Mislabeled and adulterated liquid gold is a story as old as time. Clay tablets from Ebla, an ancient kingdom in Syria, date back to 2,400 B.C. BC and describe teams of royally appointed inspectors who detected olive oil fraud. It is likely that some degree of olive oil counterfeiting will continue to occur. It’s also worth noting that because it’s a scam, it’s difficult to get a clear picture of the true extent of food fraud – the good scams go undetected.

In the UK, the cost of counterfeit feed to consumers, businesses and government is estimated to be around £500 to £2 billion ($670 to $3.6 billion) per year. An increase in cases may simply be due to increased vigilance or better law enforcement.

Bottles of virgin olive oil sealed with an anti-theft system are photographed on a shelf in a store in Barcelona, ​​Spain, in June. AP Photo/Emilio Morenatti

But times of extreme scarcity, when prices rise rapidly, are associated with an increase in fraud, as criminals are given an opportunity to fill the supply gap and exploit high market values. In its 2024 strategic assessment, the UK Food Standards Agency’s National Food Crime Unit identifies the increasing frequency of extreme weather as a key driver of food crime in the short and medium term.

Although the likelihood of fraud in the UK is low – an FSA surveillance survey released in February, which sampled commonly consumed products and a range of other goods, found the authenticity rate of the foods tested was 97% – the risks are evolving further and climate change is in addition to geopolitical tensions and shifting border regulations are an essential part of it.

The threat won’t just be limited to olive oil either. Orange juice is already one of the most adulterated commodities, with prices currently at record highs as a severe drought in Brazil was accompanied by the spread of citrus greening – a disease spread by an invasive insect that decomposes and slowly kills the fruit Trees it infects.
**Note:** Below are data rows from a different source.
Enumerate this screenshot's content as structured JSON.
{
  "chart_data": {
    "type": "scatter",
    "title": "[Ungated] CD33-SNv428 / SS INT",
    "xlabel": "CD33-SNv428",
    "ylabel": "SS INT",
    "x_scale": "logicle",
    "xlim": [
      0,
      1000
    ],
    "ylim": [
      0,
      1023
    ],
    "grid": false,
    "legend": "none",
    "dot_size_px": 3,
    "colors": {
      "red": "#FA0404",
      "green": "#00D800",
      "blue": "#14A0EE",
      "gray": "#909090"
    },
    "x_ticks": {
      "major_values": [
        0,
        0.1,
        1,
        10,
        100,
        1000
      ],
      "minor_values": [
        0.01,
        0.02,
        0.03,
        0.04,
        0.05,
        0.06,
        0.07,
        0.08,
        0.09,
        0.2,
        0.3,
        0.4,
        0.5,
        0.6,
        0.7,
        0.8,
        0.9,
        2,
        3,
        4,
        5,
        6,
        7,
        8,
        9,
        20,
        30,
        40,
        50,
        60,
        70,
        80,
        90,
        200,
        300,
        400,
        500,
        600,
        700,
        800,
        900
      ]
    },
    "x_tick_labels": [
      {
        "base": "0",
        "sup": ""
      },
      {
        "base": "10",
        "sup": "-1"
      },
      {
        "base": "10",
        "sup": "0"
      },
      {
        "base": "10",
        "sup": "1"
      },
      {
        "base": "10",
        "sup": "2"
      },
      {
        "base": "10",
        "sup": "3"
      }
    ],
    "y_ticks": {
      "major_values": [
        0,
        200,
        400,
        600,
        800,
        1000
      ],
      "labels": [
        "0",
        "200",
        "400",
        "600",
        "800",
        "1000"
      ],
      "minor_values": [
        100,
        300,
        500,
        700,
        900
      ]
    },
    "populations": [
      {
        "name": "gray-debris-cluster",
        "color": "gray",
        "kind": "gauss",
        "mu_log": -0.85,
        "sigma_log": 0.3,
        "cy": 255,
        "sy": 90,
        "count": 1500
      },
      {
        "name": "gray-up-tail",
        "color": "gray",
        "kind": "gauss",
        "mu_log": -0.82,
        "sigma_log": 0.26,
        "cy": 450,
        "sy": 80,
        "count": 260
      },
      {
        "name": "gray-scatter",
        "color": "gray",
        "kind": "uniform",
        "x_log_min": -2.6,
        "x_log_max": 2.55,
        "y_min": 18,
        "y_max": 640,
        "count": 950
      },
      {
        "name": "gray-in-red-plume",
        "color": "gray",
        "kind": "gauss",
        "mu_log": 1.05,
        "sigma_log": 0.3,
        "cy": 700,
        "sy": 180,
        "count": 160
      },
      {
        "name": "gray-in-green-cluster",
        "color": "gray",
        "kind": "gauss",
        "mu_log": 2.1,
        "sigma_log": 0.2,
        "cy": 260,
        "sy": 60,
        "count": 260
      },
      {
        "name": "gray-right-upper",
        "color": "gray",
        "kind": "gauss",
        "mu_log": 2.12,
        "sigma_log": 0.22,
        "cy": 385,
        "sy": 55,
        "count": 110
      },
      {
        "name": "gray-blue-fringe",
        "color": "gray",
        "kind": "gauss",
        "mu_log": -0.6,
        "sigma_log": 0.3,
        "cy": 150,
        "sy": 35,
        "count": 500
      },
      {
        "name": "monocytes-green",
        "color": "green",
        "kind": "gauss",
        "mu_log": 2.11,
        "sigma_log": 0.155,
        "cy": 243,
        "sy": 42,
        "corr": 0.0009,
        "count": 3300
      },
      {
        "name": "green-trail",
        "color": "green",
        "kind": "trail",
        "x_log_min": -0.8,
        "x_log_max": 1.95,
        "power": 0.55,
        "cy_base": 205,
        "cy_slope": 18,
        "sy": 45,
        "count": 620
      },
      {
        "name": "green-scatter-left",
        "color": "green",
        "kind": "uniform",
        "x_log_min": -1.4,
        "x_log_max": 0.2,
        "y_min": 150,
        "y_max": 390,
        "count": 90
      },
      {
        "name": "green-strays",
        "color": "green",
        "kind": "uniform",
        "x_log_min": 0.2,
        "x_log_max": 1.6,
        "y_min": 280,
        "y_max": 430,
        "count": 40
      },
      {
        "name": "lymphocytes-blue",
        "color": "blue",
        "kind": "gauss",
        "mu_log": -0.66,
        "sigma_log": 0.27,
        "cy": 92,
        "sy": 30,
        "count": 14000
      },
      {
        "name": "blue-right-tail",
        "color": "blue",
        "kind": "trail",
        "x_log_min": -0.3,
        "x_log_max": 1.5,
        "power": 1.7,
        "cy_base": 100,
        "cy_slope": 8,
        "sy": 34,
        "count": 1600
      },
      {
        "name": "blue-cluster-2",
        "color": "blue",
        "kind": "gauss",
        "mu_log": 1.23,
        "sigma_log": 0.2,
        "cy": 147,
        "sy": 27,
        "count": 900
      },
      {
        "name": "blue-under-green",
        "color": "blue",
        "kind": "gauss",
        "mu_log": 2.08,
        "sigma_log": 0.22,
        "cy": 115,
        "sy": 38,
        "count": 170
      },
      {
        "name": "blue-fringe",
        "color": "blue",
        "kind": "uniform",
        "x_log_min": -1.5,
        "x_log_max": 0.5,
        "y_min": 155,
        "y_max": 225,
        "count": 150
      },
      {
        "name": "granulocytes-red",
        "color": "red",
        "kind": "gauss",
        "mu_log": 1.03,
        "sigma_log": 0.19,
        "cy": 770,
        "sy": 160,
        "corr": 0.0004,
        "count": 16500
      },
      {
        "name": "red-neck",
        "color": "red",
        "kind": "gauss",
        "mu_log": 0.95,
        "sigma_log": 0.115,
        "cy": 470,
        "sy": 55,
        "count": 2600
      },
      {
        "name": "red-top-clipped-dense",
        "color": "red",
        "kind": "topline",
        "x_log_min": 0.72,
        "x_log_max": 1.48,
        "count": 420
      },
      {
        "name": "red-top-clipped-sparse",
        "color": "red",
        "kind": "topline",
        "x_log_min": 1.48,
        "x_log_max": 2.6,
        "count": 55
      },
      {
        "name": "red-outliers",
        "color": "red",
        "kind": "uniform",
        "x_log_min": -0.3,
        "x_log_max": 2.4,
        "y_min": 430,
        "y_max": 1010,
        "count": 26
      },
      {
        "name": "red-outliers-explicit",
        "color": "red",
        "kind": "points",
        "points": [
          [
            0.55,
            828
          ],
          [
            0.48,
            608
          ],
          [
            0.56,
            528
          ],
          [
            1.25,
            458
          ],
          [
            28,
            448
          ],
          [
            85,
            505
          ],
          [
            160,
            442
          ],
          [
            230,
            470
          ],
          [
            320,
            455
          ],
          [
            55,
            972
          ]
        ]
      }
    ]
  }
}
The more processed a food is, the easier it is to add adulteration or intentionally mislabel it. With extreme weather posing risks to coffee, chocolate and tea production, it is not hard to imagine bad actors increasingly exploiting climate-related inflation and supply shocks.

Such crimes are not just a matter of bad taste and waste of money, they can also pose a threat to public health. When olive oil prices began to rise this time, Spaniards of a certain age no doubt remembered the outbreak of toxic oil syndrome in 1981, caused by the consumption of denatured rapeseed oil for industrial purposes, which had been sold illegally as olive oil in 300 People died and many more suffered from chronic illnesses.

A survivor organization, Seguimos Viviendo, claims more than 5,000 people have died as a result of the scam over the years. When we think about the impacts of climate change, we often think about the direct impacts. But governments and companies also need to be prepared for the consequences.

This also includes keeping an eye on crime.

Lara Williams is a Bloomberg Opinion columnist covering climate change.